Lastly, we have the **EXECUTE** privilege to allow executing **user-defined functions**.



### Unity Catalog Security Model

So, putting it all together, we can see here the **security model** of **Unity Catalog**.

As you can see, **Unity Catalog** uses a different security model than **Hive metastores** for granting privileges. There are different privilege types and extra securable objects and principals.

Here, we continue to use the `GRANT` statement in order to give a privilege on a secure object to a principal.

**Unity Catalog** is additive, which means that your legacy **Hive metastore** is still accessible once **Unity Catalog** is enabled.

Regardless of the **Unity Catalog metastore** assigned to the workspace, the catalog named `hive_metastore` always provides access to the **Hive metastore** local to that workspace.

In addition to its **centralized governance model**, **Unity Catalog** also has a built-in **data search and discovery** feature.

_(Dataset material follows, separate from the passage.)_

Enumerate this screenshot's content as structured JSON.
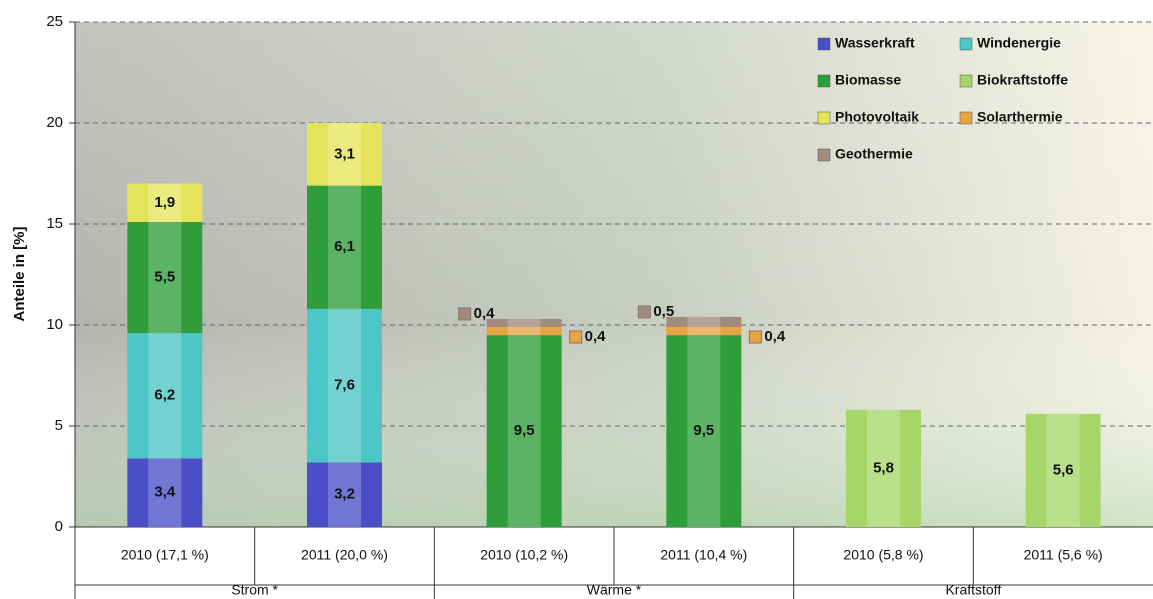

It also provides **automated lineage**, where you can identify the origin of your data and where it is used across all data types, like **tables**, **notebooks**, **workflows**, and **dashboards**.

Lastly, as we saw, **Unity Catalog** unifies existing legacy catalogs. So, there is no hard migration needed when enabling **Unity Catalog**.

At the end, in order to access the **Account Console**, you can log in as an **Account Administrator** via this link:

**accounts.cloud.databricks.com**

Great! That's it for this lecture.

See you in the next one.